赤いスイートピー
ゴッホの「星月夜」を見たチエミは静かで情熱的な絵だ、と思った。

これがヒロユキが一番好きだと言っていた絵だ。

チエミは指で絵を撫でる。

ヒロユキの星月夜は、デッサンだったから色がわからなかった。


ーこんな色だったんだ。もっと早く見るべきだった…

チエミがゴッホの画集をながめていると、誰に呼ばれた気がして、顔を上げた。


柏田がすぐそばに立っていて、チエミの横から広げた画集を覗き込んできた。

近づいた柏田の体からかすかにシトラスの香りがした。


「河井さん、絵が好きなんだね。
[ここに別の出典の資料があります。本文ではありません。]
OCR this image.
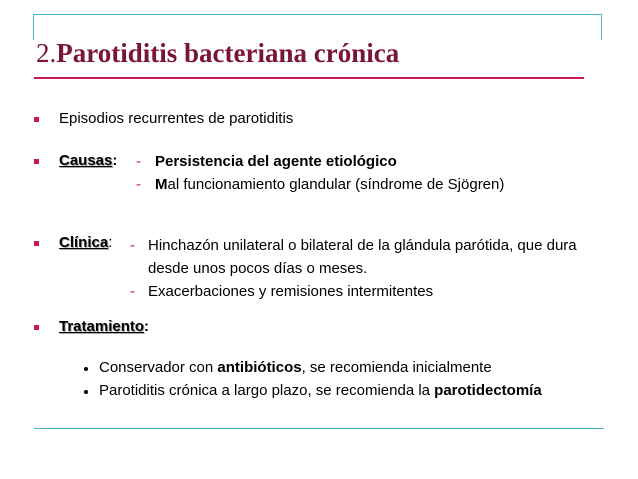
2.Parotiditis bacteriana crónica
Episodios recurrentes de parotiditis
Causas: - Persistencia del agente etiológico
- Mal funcionamiento glandular (síndrome de Sjögren)
Clínica: - Hinchazón unilateral o bilateral de la glándula parótida, que dura
desde unos pocos días o meses.
- Exacerbaciones y remisiones intermitentes
Tratamiento:
Conservador con antibióticos, se recomienda inicialmente
Parotiditis crónica a largo plazo, se recomienda la parotidectomía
」

チエミは思いきり、首を横に振る。

柏田が優しく微笑んだ。

「…俺はゴッホが一番好きなんだ。」

その言葉を聞いたとたん、チエミの身体の中で強い衝撃が走った。

チエミは椅子から立ち上がり、柏田の顔を凝視した。

不思議そうな顔でチエミを見る柏田の顔が、ヒロユキの面影と重なった。


…ヒロユキ君…

心の中で呼んだ。

涙が溢れ、視界が霞んだ。

「…どうして、どうして急にいなくなっちゃうの!?」

どうにもできない悲しみが込み上げ、チエミは泣きじゃくりながら、柏田に縋りついた。

そんなチエミを振りほどくことなく、柏田はそのまま受け止めた。

「…どうしたの?」

チエミが少し落ち着くと、優しい声で柏田は聞く。

「大丈夫?」

その声の暖かさと柏田の胸から伝わる温もりに、チエミは小さな子供のように甘えたくなった。

「ずっと一緒にいて…。」

柏田の匂いを吸い込む。

「一人にしないで。お願い…」

チエミは自分の身体を、柏田に預けるように押し付ける。


「わかった…もう一人にしないよ。」

柏田は、ふうっと大きな吐息を漏らした
次の瞬間、チエミの身体に両腕を回し、きつく抱き締めた。